Sunday, December 2, 2012

Pootie Tang - 2001

"Pootie Tang" - 2001
Dir.  by Louis C.K. - 1 hr. 21 min.

Official Trailer

by Clayton Hollifield

"Pootie Tang" is more interesting as an artifact of a particular point in time than as a film (although there are genuinely funny parts in the film).  Here's what you should know about "Pootie Tang:" Louis C.K. directed it (yes, that Louis C.K.), and this is one of the shortest feature films I've ever seen.  Also, we'll never know if it's a good film or not.

The titular character, Pootie (Lance Crouther), speaks in gibberish, doesn't ever button his shirt up, wears furs, and whips the snot out of the bad guys like Dirty Dee (Reg E. Cathey) with the belt that his father gave him.  He's also a musician and a hero to his community, which includes a message of not eating fast food or smoking cigarettes, which is a problem for Dick Lecter (Robert Vaughn), who runs LecterCorp, a conglomerate that wants you to eat fast food and smoke cigarettes.  Lecter hatches a plot to steal Pootie's identity (through assuming control of Pootie's trademarks).  Pootie Tang has to find himself, and then confront Lecter.

There are two classic comedy scenes in this film (and a third really clever one).  The first starts with Pootie going to a club, singing a duet with Missy Elliott, and then basically ignoring a club hoe who is literally pawing at him and hanging off of him in a state of ecstatic delirium.  The humor in the scene is in the execution, but the payoff delivers even on paper: when she complains through a door that Pootie's dismissal isn't right, Pootie opens the door slightly and puts a saucer of milk out for her.  And then she gets on all fours and starts lapping it up.  It's messed up and awesome all at once.  The other scene involves one of Pootie's hit songs (which is completely silent).  Again, you'd need to see it to get the most out of it, but it's fantastic down to the last gag, which is a parent busting into his kid's room and yelling at him to turn that noise down.  The clever scene(s) is a framing device: Pootie is a guest on Bob Costas' talk show, and when they go to play the clip, the clip is the entire film.  At the end of the movie, Costas pops back up and can't believe how long the clip was.
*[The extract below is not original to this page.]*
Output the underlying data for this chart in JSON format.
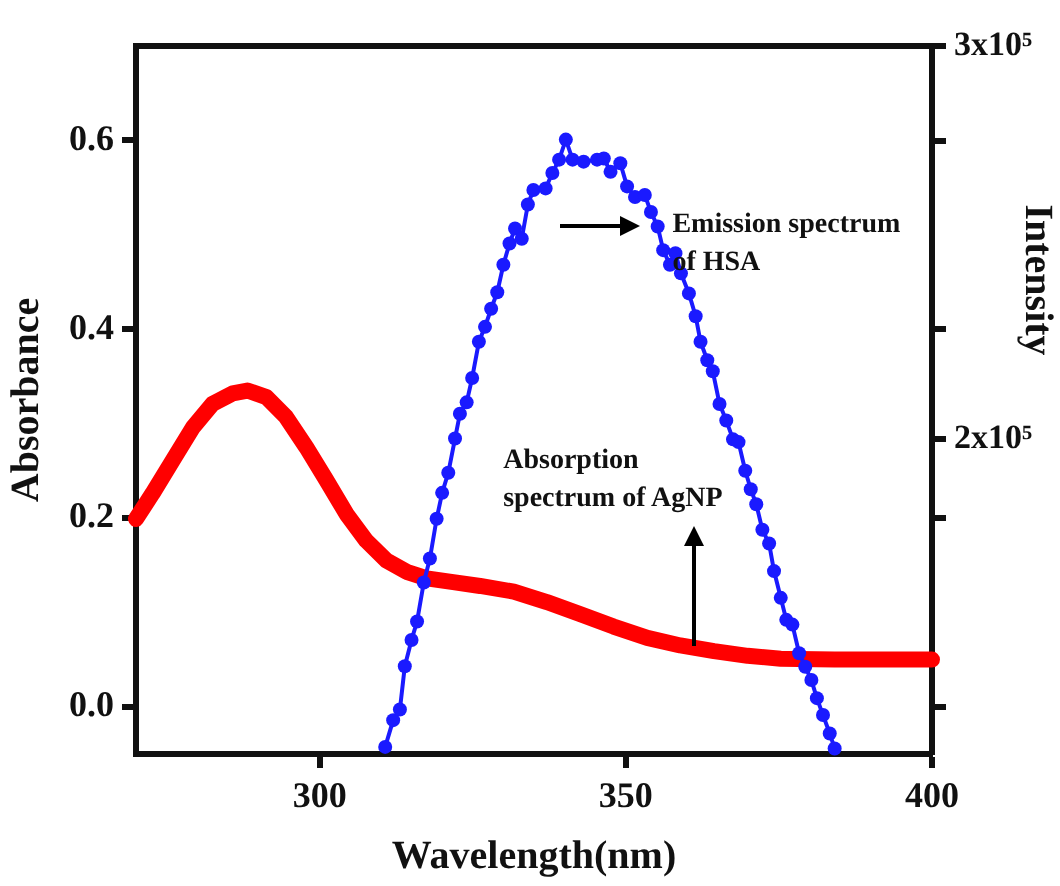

So does that make a good movie?  It's hard to say.  It's a fairly funny, silly movie.  There's a lot of funny people involved (Wanda Sykes has a couple of great bits, Jennifer Coolidge is typically awesome in her character, and one of Chris Rock's many roles in this film has him and Mario Joyner doing what could possibly be a vaudeville bit over and over again).  I'm not sure that there's enough material in general to warrant this being a feature film (it came from a sketch on "The Chris Rock Show"); even with the framing device, which may or may not have been originally planned, there's close to ten minutes of credits (which features a Pootie Tang original song, then a video from the movie's soundtrack, plus some cut scenes/bloopers).

But the reason I'm not willing to say this is entirely a bad film is that it's the product of a very specific point in time.  Like "Run Ronnie Run," this is a film that had production difficulties.  Everyone loves Louis C.K. now, but ten years ago, his generation of comedians were trying to make the jump from TV shows and appearances to making films, and it would be fair to say that their brand of comedy wasn't yet palatable to a wider audience.  In this instance, Louis C.K. says that he was fired from directing the film during the editing process, but at least "Pootie Tang" made it to theatres.  So, I can't really tell you what this is.  It's a film, it's been released into the wild, but it's also not the vision of any one person.  I kind of like "Pootie Tang," it's funny (and very funny at points), but it's also kind of a missed opportunity.  Whenever you've got a bunch of legitimately funny people being funny, there's something of merit present, but the final product ends up being a little muddled here.